The comparison between purpose-built agents and general coding agents remains unresolved; differences in budgets, models, tools, and outputs make perfectly fair control difficult.
Future work could introduce stronger automated unit test generation, domain benchmark validation, licensing/security filtering, and version update mechanisms for the generated example libraries.

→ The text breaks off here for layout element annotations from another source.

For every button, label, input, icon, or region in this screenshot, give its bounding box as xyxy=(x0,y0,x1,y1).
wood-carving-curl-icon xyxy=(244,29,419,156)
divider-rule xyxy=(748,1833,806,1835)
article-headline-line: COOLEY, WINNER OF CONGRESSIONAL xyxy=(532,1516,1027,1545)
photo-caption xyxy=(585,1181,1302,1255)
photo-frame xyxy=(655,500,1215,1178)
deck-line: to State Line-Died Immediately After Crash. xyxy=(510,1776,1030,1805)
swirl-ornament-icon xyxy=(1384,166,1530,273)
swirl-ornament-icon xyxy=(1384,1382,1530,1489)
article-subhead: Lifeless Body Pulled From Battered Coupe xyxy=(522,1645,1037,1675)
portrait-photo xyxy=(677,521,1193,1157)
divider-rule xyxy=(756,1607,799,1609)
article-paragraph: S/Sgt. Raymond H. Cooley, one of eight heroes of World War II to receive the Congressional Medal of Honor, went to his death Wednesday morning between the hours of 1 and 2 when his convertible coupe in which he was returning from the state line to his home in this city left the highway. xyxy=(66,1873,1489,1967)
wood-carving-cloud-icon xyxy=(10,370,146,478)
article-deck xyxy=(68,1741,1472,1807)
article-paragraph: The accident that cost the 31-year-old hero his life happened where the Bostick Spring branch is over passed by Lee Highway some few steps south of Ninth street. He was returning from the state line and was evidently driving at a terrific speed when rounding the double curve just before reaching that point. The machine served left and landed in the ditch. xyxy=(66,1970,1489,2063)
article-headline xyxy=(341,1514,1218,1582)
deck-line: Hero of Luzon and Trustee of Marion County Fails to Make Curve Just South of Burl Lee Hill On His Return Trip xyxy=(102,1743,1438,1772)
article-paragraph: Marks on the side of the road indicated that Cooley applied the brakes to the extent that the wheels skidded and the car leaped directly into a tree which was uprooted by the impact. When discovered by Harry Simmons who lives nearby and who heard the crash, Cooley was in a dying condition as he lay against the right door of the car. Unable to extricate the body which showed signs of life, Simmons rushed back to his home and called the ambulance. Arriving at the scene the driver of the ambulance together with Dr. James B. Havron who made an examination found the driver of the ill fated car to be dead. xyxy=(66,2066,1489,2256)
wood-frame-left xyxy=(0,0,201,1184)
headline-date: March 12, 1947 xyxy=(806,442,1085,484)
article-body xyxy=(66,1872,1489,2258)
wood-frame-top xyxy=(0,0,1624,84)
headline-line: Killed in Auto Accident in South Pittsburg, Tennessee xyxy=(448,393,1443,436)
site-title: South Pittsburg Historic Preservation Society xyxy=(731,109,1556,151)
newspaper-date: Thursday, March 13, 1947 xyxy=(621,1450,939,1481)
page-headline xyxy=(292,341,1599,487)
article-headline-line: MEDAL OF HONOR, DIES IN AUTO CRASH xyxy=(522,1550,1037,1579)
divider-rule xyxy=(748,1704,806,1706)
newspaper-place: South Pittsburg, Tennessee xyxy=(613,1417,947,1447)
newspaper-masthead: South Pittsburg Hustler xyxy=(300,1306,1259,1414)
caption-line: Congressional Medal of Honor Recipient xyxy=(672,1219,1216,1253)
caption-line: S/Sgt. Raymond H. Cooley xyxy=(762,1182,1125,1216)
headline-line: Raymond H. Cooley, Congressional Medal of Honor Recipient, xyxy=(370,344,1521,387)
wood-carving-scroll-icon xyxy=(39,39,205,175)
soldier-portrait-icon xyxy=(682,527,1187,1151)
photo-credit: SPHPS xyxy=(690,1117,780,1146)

vs CodeScientist: CodeScientist relies on an existing vetted code library; CodeDistiller addresses how to automatically expand that library.
vs AI Scientist / AgentLab: These systems focus on executing research tasks or generating experimental code; CodeDistiller acts as front-end infrastructure, preparing tool examples for subsequent agents.
vs SUPER / GISTIFY / RexBench: These benchmarks test an agent’s ability to set up, reproduce, or generate examples for a single repository; CodeDistiller evaluates on a larger scale of materials repositories and focuses on downstream scientific discovery gains.
Insight: To build a domain research assistant, one should first distill the domain's GitHub ecosystem offline into a "runnable tool memory library," then allow the online agent to retrieve and combine these examples rather than writing code from scratch using only model weights.

Rating¶

Novelty: ⭐⭐⭐⭐☆ The goal of repo-to-runnable-library is highly practical; the pipeline combination is clear; individual agent components are not entirely new.
Experimental Thoroughness: ⭐⭐⭐⭐☆ Includes 250 repositories, human expert evaluation, and downstream A/B testing; however, domain is limited to materials science and human verification is a proxy.
Writing Quality: ⭐⭐⭐⭐☆ Direct narrative, clear explanation of costs and failure modes; some "Table 1/2" naming inconsistencies require attention.
Value: ⭐⭐⭐⭐⭐ Extremely valuable reference for AI for Science agents and Code-RAG infrastructure.